Prehistory and Ideology in Cold War Southeast Asia: The Politics of Wartime Archaeology in Thailand and the Democratic Republic of Vietnam, 1954–1975

  • Maurizio Peleggi

DOI
https://doi.org/10.3390/histories3020008
Journal volume & issue
Vol. 3, no. 2
pp. 98 – 111

Abstract

Read online

The two decades comprised within the partition of Vietnam and the end of the Indochina Wars surprisingly saw major advances in prehistoric archaeology in the region. This article examines the political context and implications of archaeological investigations conducted in Thailand and the Democratic Republic of Vietnam under the guidance of, respectively, American and Soviet specialists, as an aspect of the cultural Cold War.
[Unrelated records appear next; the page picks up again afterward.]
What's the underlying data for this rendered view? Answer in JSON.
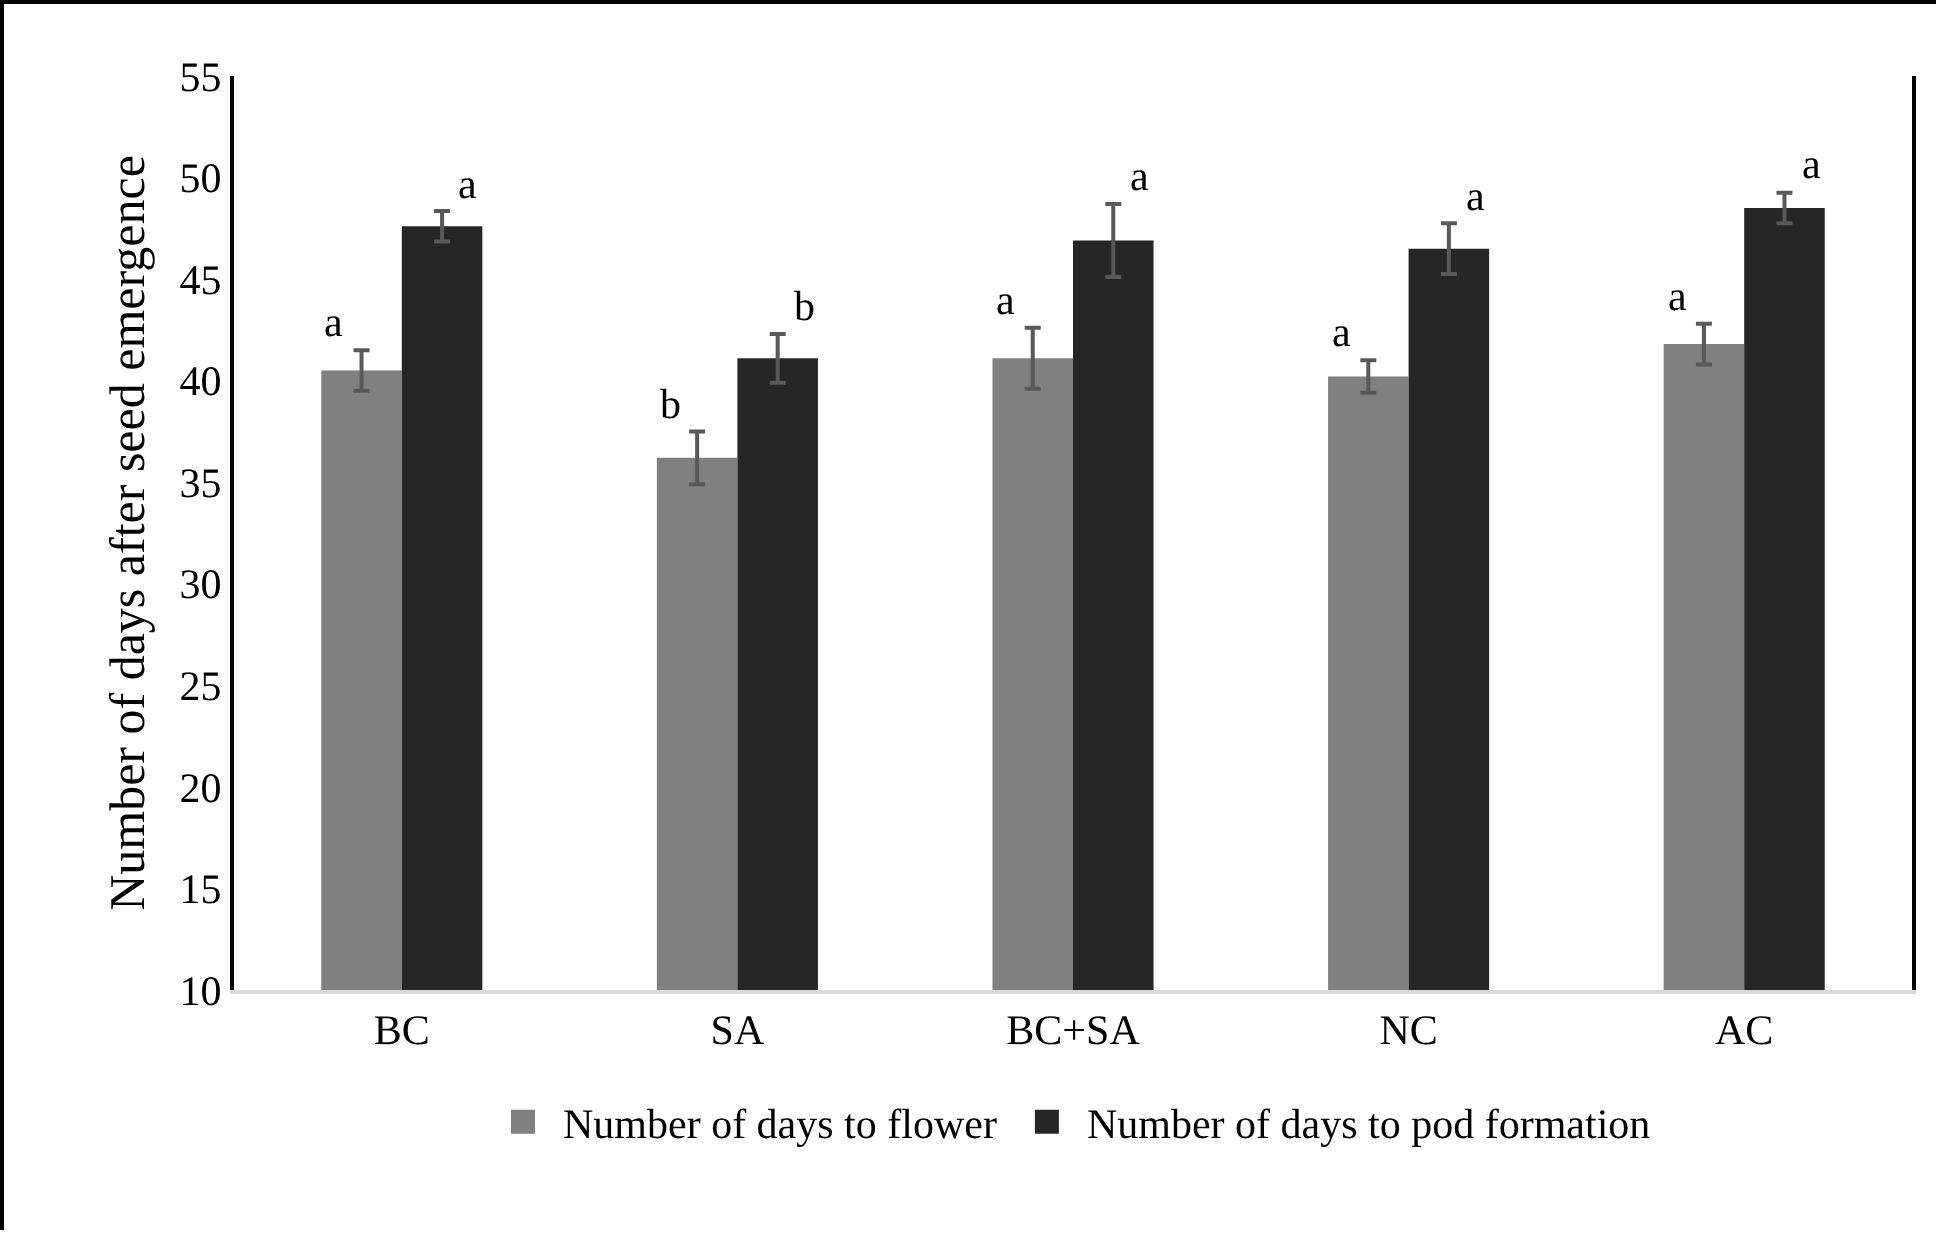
{
  "chart_data": {
    "type": "bar",
    "ylabel": "Number of days after seed emergence",
    "categories": [
      "BC",
      "SA",
      "BC+SA",
      "NC",
      "AC"
    ],
    "series": [
      {
        "name": "Number of days to flower",
        "color": "#808080",
        "values": [
          40.5,
          36.2,
          41.1,
          40.2,
          41.8
        ],
        "errors": [
          1.0,
          1.3,
          1.5,
          0.8,
          1.0
        ],
        "value_labels": [
          "a",
          "b",
          "a",
          "a",
          "a"
        ]
      },
      {
        "name": "Number of days to pod formation",
        "color": "#262626",
        "values": [
          47.6,
          41.1,
          46.9,
          46.5,
          48.5
        ],
        "errors": [
          0.75,
          1.2,
          1.8,
          1.25,
          0.75
        ],
        "value_labels": [
          "a",
          "b",
          "a",
          "a",
          "a"
        ]
      }
    ],
    "ylim": [
      10,
      55
    ],
    "yticks": [
      10,
      15,
      20,
      25,
      30,
      35,
      40,
      45,
      50,
      55
    ],
    "grid": false,
    "legend": "bottom"
  }
}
Archaeological discoveries in both countries debunked colonial archaeology’s account of prehistoric Southeast Asia as a passive recipient of Chinese cultural influence by documenting autonomous technological development. The article argues that the new image of mainland Southeast Asia’ prehistory that formed by the early 1970s reflected the superpowers’ objective of empowering the region’s postcolonial nation-states notwithstanding their political contrasts, yet it was not equally congruent with the nationalist narratives of Thailand and North Vietnam.